Ein Tag in den Bergen, im Alpstein. Im Tal ist Nebel, er hängt seit Wochen, fett und grau. Macht sich breit, kriecht in jeden Winkel und mottet alles zu mit seinem grauen Mief. Arrogant macht er sich breit, nistet sich ein wie ein ungebetener Gast, den keiner eingeladen hat, der sich frech aufs Sofa pflanzt. Klebrig und schleimig, kriegt man ihn fast nicht mehr raus. Die ganze Anreise, unter einer undurchdringlichen grauen Decke. Meine Gedanken sind auch schon ganz grau und neblig von diesem Dunst. Und dann, plötzlich, kurz vor den Felsen, sehen wir ein Loch in der grauen Decke. Und noch ein paar Meter höher, stehen wir plötzlich über dem Nebel! Einfach so, im klarsten Licht, der Himmel ist stahlblau, die Sonne blendet, es ist ganz ungewohnt hell. Merkwürdig, wie man ein paar Meter weiter unten schon nicht mehr wusste, wie ein klarer Tag aussieht und jetzt, über den grauen Wolken, kann ich mir schon fast nicht mehr vorstellen wie es drunter war. Von oben, im hellen Sonnenlicht, sieht der Nebel sogar schön aus, wie dichte weiche Watte, man hat direkt Lust sich einfach reinfallen zu lassen, zu springen und federn, wie auf einem überdimensionalen Trampolin. Der Nebel füllt das ganze Tal auf, es sieht nahe und weich aus. Und wir hier drüber! Ist das vielleicht ein Leben, ein Gefühl. Wo wir ja sicher waren, heute nicht mehr aus der grauen Suppe zu kommen – stehen wir in der hellen Sonne. Der Fels ist ganz warm, eine Südwand, perfekt zum klettern, sogar jetzt im Winter. Wenn die Sonne scheint ist alles anders, wärmer, fröhlicher und einfacher. Das Leben wird leicht, im Gegensatz zu den Routen, die wir klettern. Dabei ist trotzdem jeder Zug ein Genuss, jeder Griff ein warm und wich wie samt. Einmal zieht ein Bartgeier seine Kreise ganz Nahe über uns, ich halte mitten in der Route inne um ihn fliegen zu sehen. Wie frei er ist! Ich bin einfach nur glücklich. Ein Tag in der Sonne statt im Grau. Ein Geschenk des Lebens, vielleicht um zu sagen, hey so schlecht ist es doch gar nicht, du kommst schon nicht zu kurz, nur keine Angst. Im Dezember im Gras liegen und Kaffee kochen. Im T-Shirt klettern, den warmen Fels spüren und einfach nur leben. Alle Sorgen liegen unter der grauen Watte, hier oben ist nichts, was das Leben schwer macht. Nur leichte, feine Sonne am klaren blauen Himmel.
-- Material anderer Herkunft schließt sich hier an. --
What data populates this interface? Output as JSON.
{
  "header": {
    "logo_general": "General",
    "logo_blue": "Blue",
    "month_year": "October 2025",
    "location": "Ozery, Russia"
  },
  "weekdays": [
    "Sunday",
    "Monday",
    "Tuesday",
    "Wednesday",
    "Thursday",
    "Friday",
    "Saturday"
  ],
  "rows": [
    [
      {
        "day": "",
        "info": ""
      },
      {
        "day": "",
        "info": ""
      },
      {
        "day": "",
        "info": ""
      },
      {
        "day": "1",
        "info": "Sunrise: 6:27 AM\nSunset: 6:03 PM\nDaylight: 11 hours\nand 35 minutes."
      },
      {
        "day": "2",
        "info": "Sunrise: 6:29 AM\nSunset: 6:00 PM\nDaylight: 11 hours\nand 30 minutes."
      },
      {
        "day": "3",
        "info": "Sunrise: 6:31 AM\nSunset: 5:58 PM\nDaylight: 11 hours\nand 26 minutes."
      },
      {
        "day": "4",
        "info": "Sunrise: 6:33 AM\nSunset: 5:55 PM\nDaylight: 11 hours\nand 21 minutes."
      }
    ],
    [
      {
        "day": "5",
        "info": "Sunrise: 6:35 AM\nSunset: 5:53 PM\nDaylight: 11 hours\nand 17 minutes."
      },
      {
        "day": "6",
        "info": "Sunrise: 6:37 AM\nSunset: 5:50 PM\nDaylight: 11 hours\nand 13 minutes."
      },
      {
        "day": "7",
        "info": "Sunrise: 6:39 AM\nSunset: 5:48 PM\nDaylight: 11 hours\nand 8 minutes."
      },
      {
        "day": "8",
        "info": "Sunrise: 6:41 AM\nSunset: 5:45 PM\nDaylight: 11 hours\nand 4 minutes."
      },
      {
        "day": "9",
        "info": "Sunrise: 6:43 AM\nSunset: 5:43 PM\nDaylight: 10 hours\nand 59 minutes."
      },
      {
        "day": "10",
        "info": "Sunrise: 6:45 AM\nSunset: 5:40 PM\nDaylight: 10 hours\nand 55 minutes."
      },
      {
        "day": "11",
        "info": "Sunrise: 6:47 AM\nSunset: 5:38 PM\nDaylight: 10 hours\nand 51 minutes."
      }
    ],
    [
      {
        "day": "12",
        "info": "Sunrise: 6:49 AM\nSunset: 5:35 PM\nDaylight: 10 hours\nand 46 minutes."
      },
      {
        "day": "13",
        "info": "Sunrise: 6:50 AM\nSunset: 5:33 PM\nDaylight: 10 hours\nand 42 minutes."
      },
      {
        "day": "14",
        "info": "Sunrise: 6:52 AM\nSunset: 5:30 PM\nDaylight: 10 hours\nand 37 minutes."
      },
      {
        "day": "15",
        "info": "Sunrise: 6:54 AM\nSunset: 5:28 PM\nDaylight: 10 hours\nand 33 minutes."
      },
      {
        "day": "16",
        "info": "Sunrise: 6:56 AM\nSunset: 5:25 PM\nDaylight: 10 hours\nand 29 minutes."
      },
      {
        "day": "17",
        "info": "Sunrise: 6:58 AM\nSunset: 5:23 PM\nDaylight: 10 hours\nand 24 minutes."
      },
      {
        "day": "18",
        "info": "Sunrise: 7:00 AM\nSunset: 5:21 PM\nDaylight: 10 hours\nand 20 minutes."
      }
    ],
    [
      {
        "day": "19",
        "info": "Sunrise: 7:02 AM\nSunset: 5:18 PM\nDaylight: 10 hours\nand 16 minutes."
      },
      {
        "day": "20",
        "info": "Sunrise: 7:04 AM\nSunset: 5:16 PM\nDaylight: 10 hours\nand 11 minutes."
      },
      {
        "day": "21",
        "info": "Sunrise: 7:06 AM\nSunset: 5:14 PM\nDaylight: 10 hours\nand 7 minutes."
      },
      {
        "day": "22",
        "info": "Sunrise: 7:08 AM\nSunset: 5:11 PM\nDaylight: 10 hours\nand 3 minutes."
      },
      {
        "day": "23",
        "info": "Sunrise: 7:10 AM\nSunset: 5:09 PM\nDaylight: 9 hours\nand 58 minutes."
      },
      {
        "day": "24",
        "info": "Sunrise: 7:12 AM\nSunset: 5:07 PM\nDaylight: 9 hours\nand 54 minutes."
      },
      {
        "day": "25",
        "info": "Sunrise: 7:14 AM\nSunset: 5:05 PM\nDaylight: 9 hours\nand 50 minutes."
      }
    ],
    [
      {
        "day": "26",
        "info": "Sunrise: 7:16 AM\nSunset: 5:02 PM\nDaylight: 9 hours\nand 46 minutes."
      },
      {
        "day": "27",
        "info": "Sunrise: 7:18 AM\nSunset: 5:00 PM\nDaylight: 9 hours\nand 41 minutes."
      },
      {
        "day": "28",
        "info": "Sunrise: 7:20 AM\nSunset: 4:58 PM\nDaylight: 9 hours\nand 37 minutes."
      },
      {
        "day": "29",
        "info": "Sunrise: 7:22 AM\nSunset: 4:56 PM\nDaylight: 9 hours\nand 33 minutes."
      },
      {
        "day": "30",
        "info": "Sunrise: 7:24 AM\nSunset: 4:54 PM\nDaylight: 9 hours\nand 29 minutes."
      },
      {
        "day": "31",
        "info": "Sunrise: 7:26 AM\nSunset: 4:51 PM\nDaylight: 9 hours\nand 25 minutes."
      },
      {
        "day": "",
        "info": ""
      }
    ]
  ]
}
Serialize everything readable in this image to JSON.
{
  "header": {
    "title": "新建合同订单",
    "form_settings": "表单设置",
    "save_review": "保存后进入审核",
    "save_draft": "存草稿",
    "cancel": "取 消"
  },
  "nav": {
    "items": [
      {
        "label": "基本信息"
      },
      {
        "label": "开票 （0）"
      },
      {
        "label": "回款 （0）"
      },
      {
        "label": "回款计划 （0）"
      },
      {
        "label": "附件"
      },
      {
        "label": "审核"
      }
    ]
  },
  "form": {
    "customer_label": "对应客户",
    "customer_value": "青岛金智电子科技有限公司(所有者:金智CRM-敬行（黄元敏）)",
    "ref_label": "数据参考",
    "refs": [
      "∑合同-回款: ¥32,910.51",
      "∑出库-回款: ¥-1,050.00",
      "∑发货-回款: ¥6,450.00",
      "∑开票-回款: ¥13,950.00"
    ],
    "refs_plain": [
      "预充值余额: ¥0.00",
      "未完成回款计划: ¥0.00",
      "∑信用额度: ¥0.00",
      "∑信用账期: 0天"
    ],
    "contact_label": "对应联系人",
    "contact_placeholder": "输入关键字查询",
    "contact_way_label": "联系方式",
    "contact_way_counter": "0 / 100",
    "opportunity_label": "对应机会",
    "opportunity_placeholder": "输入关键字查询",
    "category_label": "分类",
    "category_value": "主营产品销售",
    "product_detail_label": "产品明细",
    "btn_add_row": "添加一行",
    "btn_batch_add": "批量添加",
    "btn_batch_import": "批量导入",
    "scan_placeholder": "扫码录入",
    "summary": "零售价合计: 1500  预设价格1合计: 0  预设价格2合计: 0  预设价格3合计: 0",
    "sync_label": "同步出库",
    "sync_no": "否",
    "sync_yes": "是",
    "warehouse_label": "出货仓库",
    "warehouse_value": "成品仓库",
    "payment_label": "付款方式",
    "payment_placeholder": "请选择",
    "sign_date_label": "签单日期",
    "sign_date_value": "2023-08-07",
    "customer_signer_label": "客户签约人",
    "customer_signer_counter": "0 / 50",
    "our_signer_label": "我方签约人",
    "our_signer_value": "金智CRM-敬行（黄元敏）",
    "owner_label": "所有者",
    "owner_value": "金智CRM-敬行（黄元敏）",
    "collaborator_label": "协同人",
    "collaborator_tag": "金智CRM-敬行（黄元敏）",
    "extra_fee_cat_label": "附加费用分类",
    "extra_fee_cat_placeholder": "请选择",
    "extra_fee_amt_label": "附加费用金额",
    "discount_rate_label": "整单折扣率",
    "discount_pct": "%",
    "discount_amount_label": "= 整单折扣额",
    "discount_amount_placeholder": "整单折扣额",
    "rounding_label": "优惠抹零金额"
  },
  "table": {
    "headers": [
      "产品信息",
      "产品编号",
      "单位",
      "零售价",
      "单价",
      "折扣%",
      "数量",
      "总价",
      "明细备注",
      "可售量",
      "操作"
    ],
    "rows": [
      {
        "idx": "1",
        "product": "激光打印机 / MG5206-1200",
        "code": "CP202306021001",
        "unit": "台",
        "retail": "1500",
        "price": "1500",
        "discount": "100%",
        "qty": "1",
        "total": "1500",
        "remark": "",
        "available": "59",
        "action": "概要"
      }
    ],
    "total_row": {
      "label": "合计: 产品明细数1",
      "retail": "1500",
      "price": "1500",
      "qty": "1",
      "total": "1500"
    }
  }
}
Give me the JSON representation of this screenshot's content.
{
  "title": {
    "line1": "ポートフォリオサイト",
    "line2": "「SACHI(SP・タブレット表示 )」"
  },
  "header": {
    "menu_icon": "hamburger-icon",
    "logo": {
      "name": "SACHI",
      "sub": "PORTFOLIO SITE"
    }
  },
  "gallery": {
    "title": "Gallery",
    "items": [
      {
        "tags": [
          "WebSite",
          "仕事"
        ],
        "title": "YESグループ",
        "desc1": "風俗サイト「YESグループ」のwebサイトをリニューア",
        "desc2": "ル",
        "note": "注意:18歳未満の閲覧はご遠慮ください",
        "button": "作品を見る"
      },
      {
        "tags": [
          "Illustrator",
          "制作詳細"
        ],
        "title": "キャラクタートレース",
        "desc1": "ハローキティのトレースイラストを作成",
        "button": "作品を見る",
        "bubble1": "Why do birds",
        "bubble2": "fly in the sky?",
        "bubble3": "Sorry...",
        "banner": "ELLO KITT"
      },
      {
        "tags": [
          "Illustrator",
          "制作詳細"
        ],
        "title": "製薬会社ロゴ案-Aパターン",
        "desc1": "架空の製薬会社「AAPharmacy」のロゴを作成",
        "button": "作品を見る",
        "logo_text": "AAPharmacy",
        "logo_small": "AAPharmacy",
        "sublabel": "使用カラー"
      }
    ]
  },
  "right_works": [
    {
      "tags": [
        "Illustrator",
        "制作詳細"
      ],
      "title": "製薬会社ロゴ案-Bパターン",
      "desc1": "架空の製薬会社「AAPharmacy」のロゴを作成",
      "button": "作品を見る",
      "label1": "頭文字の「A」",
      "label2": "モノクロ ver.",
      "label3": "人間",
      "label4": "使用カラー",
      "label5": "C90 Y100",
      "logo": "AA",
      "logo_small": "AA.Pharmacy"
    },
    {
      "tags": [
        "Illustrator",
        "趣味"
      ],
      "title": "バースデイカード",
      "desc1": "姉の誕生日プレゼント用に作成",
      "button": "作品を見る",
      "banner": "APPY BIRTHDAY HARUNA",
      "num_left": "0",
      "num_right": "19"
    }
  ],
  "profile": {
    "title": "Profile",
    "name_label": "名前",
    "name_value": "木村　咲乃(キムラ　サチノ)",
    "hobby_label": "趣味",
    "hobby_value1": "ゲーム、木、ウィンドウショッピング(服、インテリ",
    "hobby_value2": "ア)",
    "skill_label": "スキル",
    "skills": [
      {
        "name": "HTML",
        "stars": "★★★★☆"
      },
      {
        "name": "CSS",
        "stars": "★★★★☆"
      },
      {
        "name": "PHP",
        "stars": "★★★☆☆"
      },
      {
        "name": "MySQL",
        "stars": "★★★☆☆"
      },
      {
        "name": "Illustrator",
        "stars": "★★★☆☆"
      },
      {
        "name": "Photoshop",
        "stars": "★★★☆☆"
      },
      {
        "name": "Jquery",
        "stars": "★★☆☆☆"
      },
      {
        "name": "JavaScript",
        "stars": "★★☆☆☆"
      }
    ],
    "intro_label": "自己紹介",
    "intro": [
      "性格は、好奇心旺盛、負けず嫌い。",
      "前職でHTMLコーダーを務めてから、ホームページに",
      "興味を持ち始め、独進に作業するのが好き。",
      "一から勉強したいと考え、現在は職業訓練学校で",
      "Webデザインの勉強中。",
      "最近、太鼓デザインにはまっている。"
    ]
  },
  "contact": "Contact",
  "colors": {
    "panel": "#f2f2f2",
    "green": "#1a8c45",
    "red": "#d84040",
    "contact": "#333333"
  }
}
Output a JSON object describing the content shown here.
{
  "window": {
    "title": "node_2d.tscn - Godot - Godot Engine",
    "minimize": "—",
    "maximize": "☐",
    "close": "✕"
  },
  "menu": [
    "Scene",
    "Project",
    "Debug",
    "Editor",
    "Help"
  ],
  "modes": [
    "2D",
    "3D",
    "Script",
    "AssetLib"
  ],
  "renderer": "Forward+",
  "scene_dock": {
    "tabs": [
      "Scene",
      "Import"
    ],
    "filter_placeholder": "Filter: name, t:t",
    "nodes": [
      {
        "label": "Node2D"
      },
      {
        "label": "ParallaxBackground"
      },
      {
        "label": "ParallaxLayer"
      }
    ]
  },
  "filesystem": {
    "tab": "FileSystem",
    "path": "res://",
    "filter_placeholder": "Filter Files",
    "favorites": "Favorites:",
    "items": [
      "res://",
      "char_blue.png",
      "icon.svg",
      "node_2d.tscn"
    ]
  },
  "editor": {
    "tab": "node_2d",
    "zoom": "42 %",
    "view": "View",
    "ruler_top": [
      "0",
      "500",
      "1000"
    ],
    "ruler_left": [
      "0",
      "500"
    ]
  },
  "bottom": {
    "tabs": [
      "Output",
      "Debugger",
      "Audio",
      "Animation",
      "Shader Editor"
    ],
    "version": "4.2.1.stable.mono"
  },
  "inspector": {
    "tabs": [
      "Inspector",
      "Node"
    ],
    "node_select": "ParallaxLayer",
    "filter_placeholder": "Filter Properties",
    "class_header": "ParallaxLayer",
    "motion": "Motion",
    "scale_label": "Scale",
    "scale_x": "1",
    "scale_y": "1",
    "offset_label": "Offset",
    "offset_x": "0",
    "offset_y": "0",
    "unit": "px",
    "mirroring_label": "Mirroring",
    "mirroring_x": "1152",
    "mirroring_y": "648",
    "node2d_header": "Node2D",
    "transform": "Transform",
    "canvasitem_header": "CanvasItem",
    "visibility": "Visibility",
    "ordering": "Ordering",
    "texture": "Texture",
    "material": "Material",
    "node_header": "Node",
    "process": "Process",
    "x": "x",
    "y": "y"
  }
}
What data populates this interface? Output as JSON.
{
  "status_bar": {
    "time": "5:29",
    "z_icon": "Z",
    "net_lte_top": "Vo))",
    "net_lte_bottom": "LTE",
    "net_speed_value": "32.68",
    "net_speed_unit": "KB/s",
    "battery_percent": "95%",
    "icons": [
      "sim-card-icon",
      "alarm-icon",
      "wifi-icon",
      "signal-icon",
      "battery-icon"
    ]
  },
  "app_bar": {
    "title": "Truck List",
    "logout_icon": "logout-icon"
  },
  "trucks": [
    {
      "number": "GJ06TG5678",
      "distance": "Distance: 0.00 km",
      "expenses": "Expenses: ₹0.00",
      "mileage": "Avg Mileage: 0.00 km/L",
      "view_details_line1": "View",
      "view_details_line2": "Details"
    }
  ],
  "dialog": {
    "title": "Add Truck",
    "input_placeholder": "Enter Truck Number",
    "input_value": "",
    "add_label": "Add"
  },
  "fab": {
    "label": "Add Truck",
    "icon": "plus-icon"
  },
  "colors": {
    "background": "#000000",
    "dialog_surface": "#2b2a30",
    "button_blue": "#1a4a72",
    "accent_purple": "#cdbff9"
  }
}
Wo kommen sie her, diese geschenkten Stunden? Haben wir sie verdient? Oder bekommt sie jeder? Einfach so, gratis dazu? Oder wäre am Ende vielleicht jeder Tag ein solch geschenkter Tag und wir merken es einfach viel zu wenig oft? Weil wir uns über belanglose Kleinigkeiten aufregen, Probleme sehen wo gar keine wären? Weil wir aus Mücken ganze Herden von Elefanten züchten. Vielleicht sollten wir besser aufpassen, dass uns keiner dieser Tage durch die Lappen geht. Vielleicht können wir unsere normalen Tage selber zu geschenkten Tage machen, wenn wir unsere Sorgen und Probleme einfach in graue Watte packen, verheddert wie in einem Spinnennetz, wo sie nicht rauskommen. Und dann schmeissen wir das graue Bündel einfach ins Tal und liegen oben im warmen Gras, lassen uns die Sonne auf den Bauch scheinen und kochen Kaffee.